Recent reads:
Losing Mum and Pup, by Christopher Buckley. The author of several successful novels of political satire (Thank You For Smoking, Boomsday, etc.) tackles a much bleaker subject: the deaths of his mother and father within a year of each other, and his own memories, thoughts and reactions to those losses. His parents, of course, were notable in their own right. William F. Buckley was one of the most influential political writers of the twentieth century, founder of National Review and a leading figure in the decades-long attempt to give political conservatism a respectable intellectual foundation. Patricia Taylor Buckley, though less well known to political mavens, was a prominent social figure in New York and a formidable personal presence to her family.
Buckley's reminiscences of his parents are both illuminating and entertaining, and some portions of the book read like the humorous stories told about a person at their wake. A chapter about his father's love of sailing, and of the many adventures and mishaps which resulted from his almost recklessly sanguine approach to seamanship, had me laughing out loud: "Over the years, my father took out entire sections of docks up and down the eastern seaboard. His crew bestowed on him the nickname 'Captain Crunch'...." And yet Buckley also has the respect and the awareness to note that "Pup's greatness was of a piece with the way he conducted himself at sea. Great men always have too much canvas up. Great men take great risks."

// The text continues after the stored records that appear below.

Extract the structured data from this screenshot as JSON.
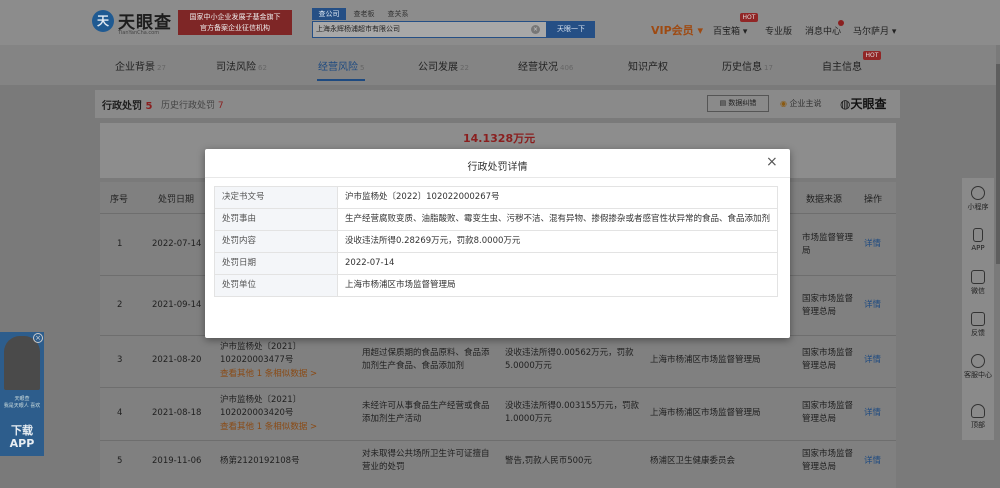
{
  "header": {
    "logo_mark": "天",
    "logo_name": "天眼查",
    "logo_domain": "TianYanCha.com",
    "banner_line1": "国家中小企业发展子基金旗下",
    "banner_line2": "官方备案企业征信机构",
    "search_tabs": [
      "查公司",
      "查老板",
      "查关系"
    ],
    "search_value": "上海永辉杨浦超市有限公司",
    "search_button": "天眼一下",
    "vip": "VIP会员",
    "links": [
      "百宝箱",
      "专业版",
      "消息中心",
      "马尔萨月"
    ],
    "hot": "HOT"
  },
  "nav": {
    "items": [
      {
        "label": "企业背景",
        "count": "27"
      },
      {
        "label": "司法风险",
        "count": "62"
      },
      {
        "label": "经营风险",
        "count": "5"
      },
      {
        "label": "公司发展",
        "count": "22"
      },
      {
        "label": "经营状况",
        "count": "406"
      },
      {
        "label": "知识产权",
        "count": ""
      },
      {
        "label": "历史信息",
        "count": "17"
      },
      {
        "label": "自主信息",
        "count": ""
      }
    ],
    "hot": "HOT"
  },
  "section": {
    "title": "行政处罚",
    "count": "5",
    "history": "历史行政处罚",
    "history_count": "7",
    "export": "数据纠错",
    "follow": "企业主说",
    "watermark": "天眼查"
  },
  "summary": {
    "amount": "14.1328万元"
  },
  "table": {
    "headers": [
      "序号",
      "处罚日期",
      "数据来源",
      "操作"
    ],
    "detail": "详情",
    "rows": [
      {
        "no": "1",
        "date": "2022-07-14",
        "source": "市场监督管理局"
      },
      {
        "no": "2",
        "date": "2021-09-14",
        "source": "国家市场监督管理总局"
      },
      {
        "no": "3",
        "date": "2021-08-20",
        "doc1": "沪市监杨处〔2021〕",
        "doc2": "102020003477号",
        "more": "查看其他 1 条相似数据 >",
        "reason": "用超过保质期的食品原料、食品添加剂生产食品、食品添加剂",
        "content": "没收违法所得0.00562万元，罚款5.0000万元",
        "org": "上海市杨浦区市场监督管理局",
        "source": "国家市场监督管理总局"
      },
      {
        "no": "4",
        "date": "2021-08-18",
        "doc1": "沪市监杨处〔2021〕",
        "doc2": "102020003420号",
        "more": "查看其他 1 条相似数据 >",
        "reason": "未经许可从事食品生产经营或食品添加剂生产活动",
        "content": "没收违法所得0.003155万元，罚款1.0000万元",
        "org": "上海市杨浦区市场监督管理局",
        "source": "国家市场监督管理总局"
      },
      {
        "no": "5",
        "date": "2019-11-06",
        "doc1": "杨第2120192108号",
        "reason": "对未取得公共场所卫生许可证擅自营业的处罚",
        "content": "警告,罚款人民币500元",
        "org": "杨浦区卫生健康委员会",
        "source": "国家市场监督管理总局"
      }
    ]
  },
  "modal": {
    "title": "行政处罚详情",
    "close": "×",
    "rows": [
      {
        "k": "决定书文号",
        "v": "沪市监杨处〔2022〕102022000267号"
      },
      {
        "k": "处罚事由",
        "v": "生产经营腐败变质、油脂酸败、霉变生虫、污秽不洁、混有异物、掺假掺杂或者感官性状异常的食品、食品添加剂"
      },
      {
        "k": "处罚内容",
        "v": "没收违法所得0.28269万元，罚款8.0000万元"
      },
      {
        "k": "处罚日期",
        "v": "2022-07-14"
      },
      {
        "k": "处罚单位",
        "v": "上海市杨浦区市场监督管理局"
      }
    ]
  },
  "right_float": [
    "小程序",
    "APP",
    "微信",
    "反馈",
    "客服中心",
    "顶部"
  ],
  "promo": {
    "close": "×",
    "text1": "天眼查",
    "text2": "我是天眼人 喜欢",
    "download": "下载",
    "app": "APP"
  }
}
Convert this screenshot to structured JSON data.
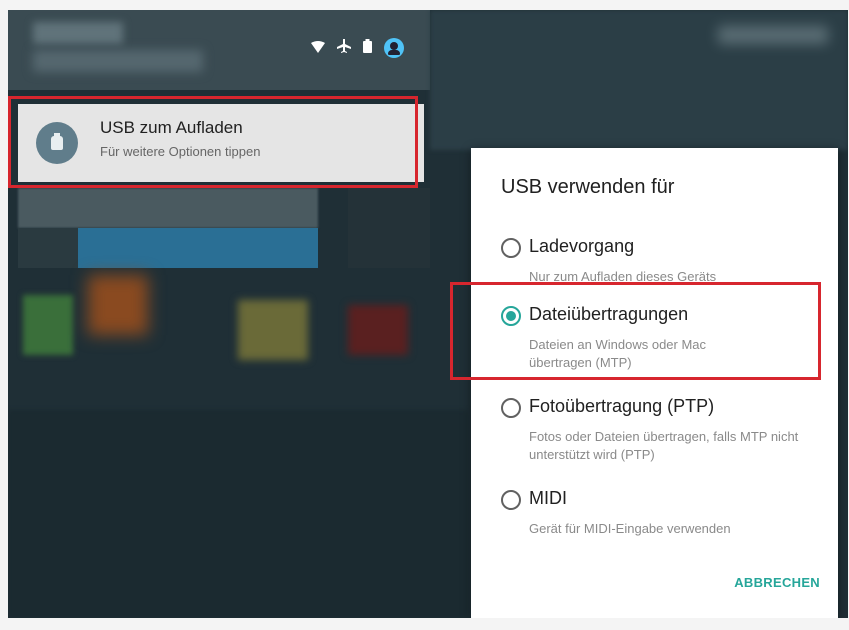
{
  "notification": {
    "title": "USB zum Aufladen",
    "subtitle": "Für weitere Optionen tippen"
  },
  "status_bar": {
    "icons": [
      "wifi-icon",
      "airplane-icon",
      "battery-icon",
      "account-icon"
    ]
  },
  "dialog": {
    "title": "USB verwenden für",
    "options": [
      {
        "label": "Ladevorgang",
        "description": "Nur zum Aufladen dieses Geräts",
        "selected": false
      },
      {
        "label": "Dateiübertragungen",
        "description": "Dateien an Windows oder Mac übertragen (MTP)",
        "selected": true
      },
      {
        "label": "Fotoübertragung (PTP)",
        "description": "Fotos oder Dateien übertragen, falls MTP nicht unterstützt wird (PTP)",
        "selected": false
      },
      {
        "label": "MIDI",
        "description": "Gerät für MIDI-Eingabe verwenden",
        "selected": false
      }
    ],
    "cancel_label": "ABBRECHEN"
  },
  "colors": {
    "accent": "#26a69a",
    "highlight": "#d7262e"
  }
}
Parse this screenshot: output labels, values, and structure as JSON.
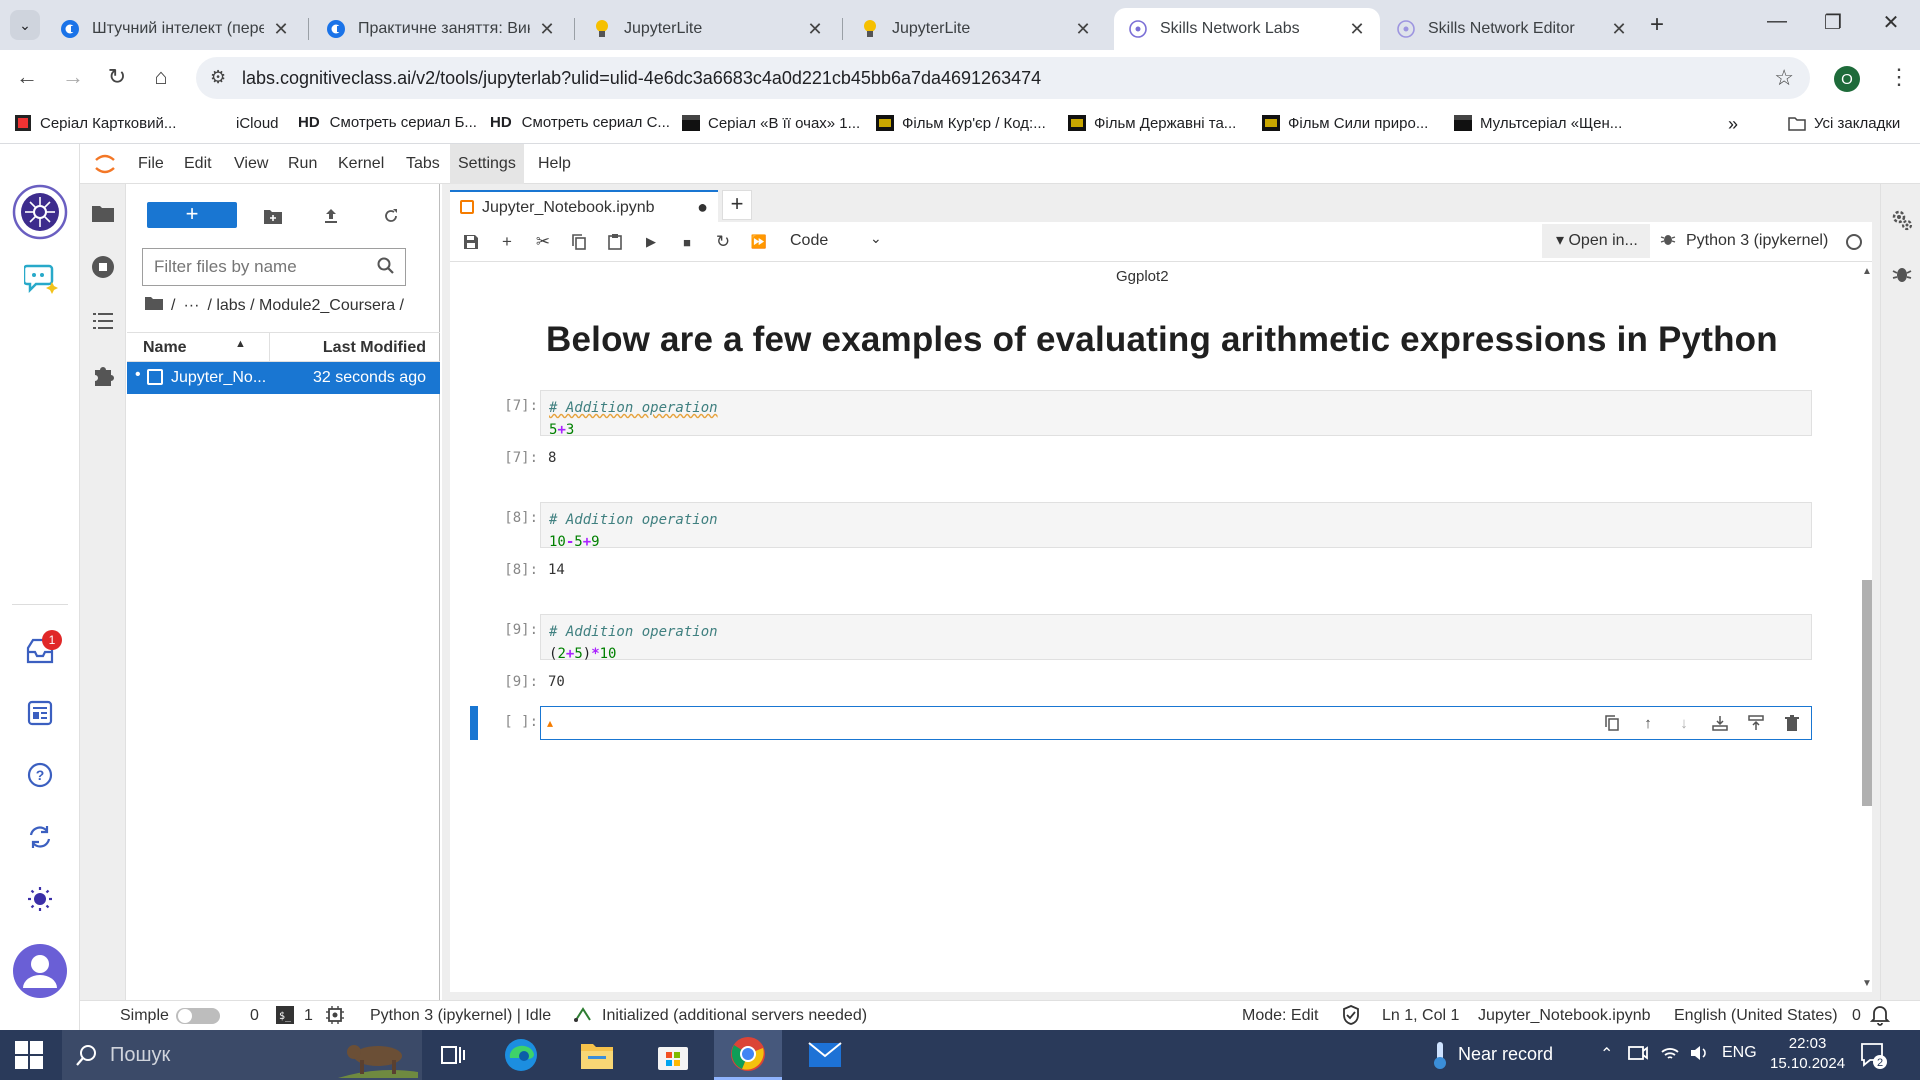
{
  "browser": {
    "tabs": [
      {
        "title": "Штучний інтелект (перекл",
        "icon": "coursera-icon",
        "active": false
      },
      {
        "title": "Практичне заняття: Викор",
        "icon": "coursera-icon",
        "active": false
      },
      {
        "title": "JupyterLite",
        "icon": "jupyterlite-icon",
        "active": false
      },
      {
        "title": "JupyterLite",
        "icon": "jupyterlite-icon",
        "active": false
      },
      {
        "title": "Skills Network Labs",
        "icon": "skills-network-icon",
        "active": true
      },
      {
        "title": "Skills Network Editor",
        "icon": "skills-network-icon",
        "active": false
      }
    ],
    "url": "labs.cognitiveclass.ai/v2/tools/jupyterlab?ulid=ulid-4e6dc3a6683c4a0d221cb45bb6a7da4691263474",
    "profile_initial": "O",
    "bookmarks": [
      {
        "label": "Серіал Картковий...",
        "icon": "youtube-icon"
      },
      {
        "label": "iCloud",
        "icon": "apple-icon"
      },
      {
        "label": "Смотреть сериал Б...",
        "prefix": "HD"
      },
      {
        "label": "Смотреть сериал С...",
        "prefix": "HD"
      },
      {
        "label": "Серіал «В її очах» 1...",
        "icon": "clapper-icon"
      },
      {
        "label": "Фільм Кур'єр / Код:...",
        "icon": "film-icon"
      },
      {
        "label": "Фільм Державні та...",
        "icon": "film-icon"
      },
      {
        "label": "Фільм Сили приро...",
        "icon": "film-icon"
      },
      {
        "label": "Мультсеріал «Щен...",
        "icon": "clapper-icon"
      }
    ],
    "bookmarks_overflow": "»",
    "all_bookmarks": "Усі закладки"
  },
  "menu": {
    "items": [
      "File",
      "Edit",
      "View",
      "Run",
      "Kernel",
      "Tabs",
      "Settings",
      "Help"
    ]
  },
  "sn_rail": {
    "badge_count": "1"
  },
  "filebrowser": {
    "new_label": "+",
    "filter_placeholder": "Filter files by name",
    "breadcrumb": {
      "root": "/",
      "ellipsis": "···",
      "path": "/ labs / Module2_Coursera /"
    },
    "headers": {
      "name": "Name",
      "modified": "Last Modified"
    },
    "files": [
      {
        "name": "Jupyter_No...",
        "modified": "32 seconds ago",
        "selected": true
      }
    ]
  },
  "notebook": {
    "tab_title": "Jupyter_Notebook.ipynb",
    "dirty_marker": "●",
    "cell_type": "Code",
    "open_in": "▾ Open in...",
    "kernel": "Python 3 (ipykernel)",
    "top_text": "Ggplot2",
    "heading": "Below are a few examples of evaluating arithmetic expressions in Python",
    "cells": [
      {
        "in_prompt": "[7]:",
        "comment": "# Addition operation",
        "code": [
          "5",
          "+",
          "3"
        ],
        "out_prompt": "[7]:",
        "output": "8"
      },
      {
        "in_prompt": "[8]:",
        "comment": "# Addition operation",
        "code": [
          "10",
          "-",
          "5",
          "+",
          "9"
        ],
        "out_prompt": "[8]:",
        "output": "14"
      },
      {
        "in_prompt": "[9]:",
        "comment": "# Addition operation",
        "code": [
          "(",
          "2",
          "+",
          "5",
          ")",
          "*",
          "10"
        ],
        "out_prompt": "[9]:",
        "output": "70"
      }
    ],
    "empty_prompt": "[ ]:"
  },
  "statusbar": {
    "mode_label": "Simple",
    "terminals": "0",
    "kernels": "1",
    "kernel_status": "Python 3 (ipykernel) | Idle",
    "lsp": "Initialized (additional servers needed)",
    "mode": "Mode: Edit",
    "position": "Ln 1, Col 1",
    "filename": "Jupyter_Notebook.ipynb",
    "language": "English (United States)",
    "notifications": "0"
  },
  "taskbar": {
    "search_placeholder": "Пошук",
    "weather": "Near record",
    "lang": "ENG",
    "time": "22:03",
    "date": "15.10.2024",
    "notif_count": "2"
  },
  "colors": {
    "accent": "#1976d2",
    "tab_strip": "#dfe3eb",
    "taskbar": "#2a3a5a",
    "jupyter_orange": "#f57c00"
  }
}
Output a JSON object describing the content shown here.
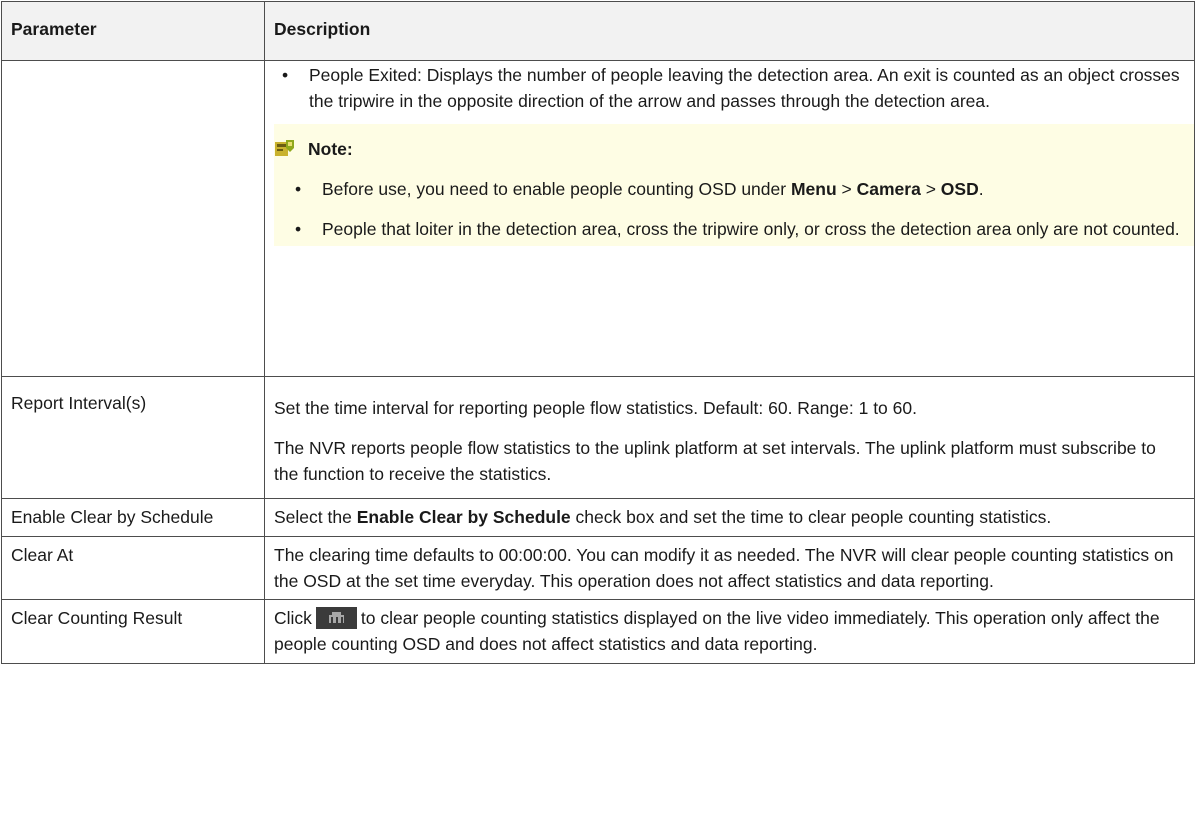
{
  "table": {
    "headers": {
      "parameter": "Parameter",
      "description": "Description"
    },
    "row1": {
      "param": "",
      "bullet": "People Exited: Displays the number of people leaving the detection area. An exit is counted as an object crosses the tripwire in the opposite direction of the arrow and passes through the detection area.",
      "note_title": "Note:",
      "note_item1": {
        "t1": "Before use, you need to enable people counting OSD under ",
        "b1": "Menu",
        "t2": " > ",
        "b2": "Camera",
        "t3": " > ",
        "b3": "OSD",
        "t4": "."
      },
      "note_item2": "People that loiter in the detection area, cross the tripwire only, or cross the detection area only are not counted."
    },
    "row2": {
      "param": "Report Interval(s)",
      "p1": "Set the time interval for reporting people flow statistics. Default: 60. Range: 1 to 60.",
      "p2": "The NVR reports people flow statistics to the uplink platform at set intervals. The uplink platform must subscribe to the function to receive the statistics."
    },
    "row3": {
      "param": "Enable Clear by Schedule",
      "t1": "Select the ",
      "b1": "Enable Clear by Schedule",
      "t2": " check box and set the time to clear people counting statistics."
    },
    "row4": {
      "param": "Clear At",
      "p1": "The clearing time defaults to 00:00:00. You can modify it as needed. The NVR will clear people counting statistics on the OSD at the set time everyday. This operation does not affect statistics and data reporting."
    },
    "row5": {
      "param": "Clear Counting Result",
      "t1": "Click",
      "t2": "to clear people counting statistics displayed on the live video immediately. This operation only affect the people counting OSD and does not affect statistics and data reporting."
    }
  },
  "icons": {
    "note": "note-icon",
    "clear": "clear-counting-icon"
  },
  "colors": {
    "header_bg": "#f2f2f2",
    "note_bg": "#fefde4",
    "border": "#4d4d4d"
  }
}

The literally morbid subtext of the book also gives Buckley plenty of room to exercise his bleaker, blacker sense of humor, as when he describes the unctuousness of funeral directors or the very strange world of funeral price accounting. And also discuss much more serious matters, such as his famously intellectual father's struggle with the gradual loss of some of his physical and mental agility.
Would that all of us accomplished so much with the time available to us, and were remembered in such fashion.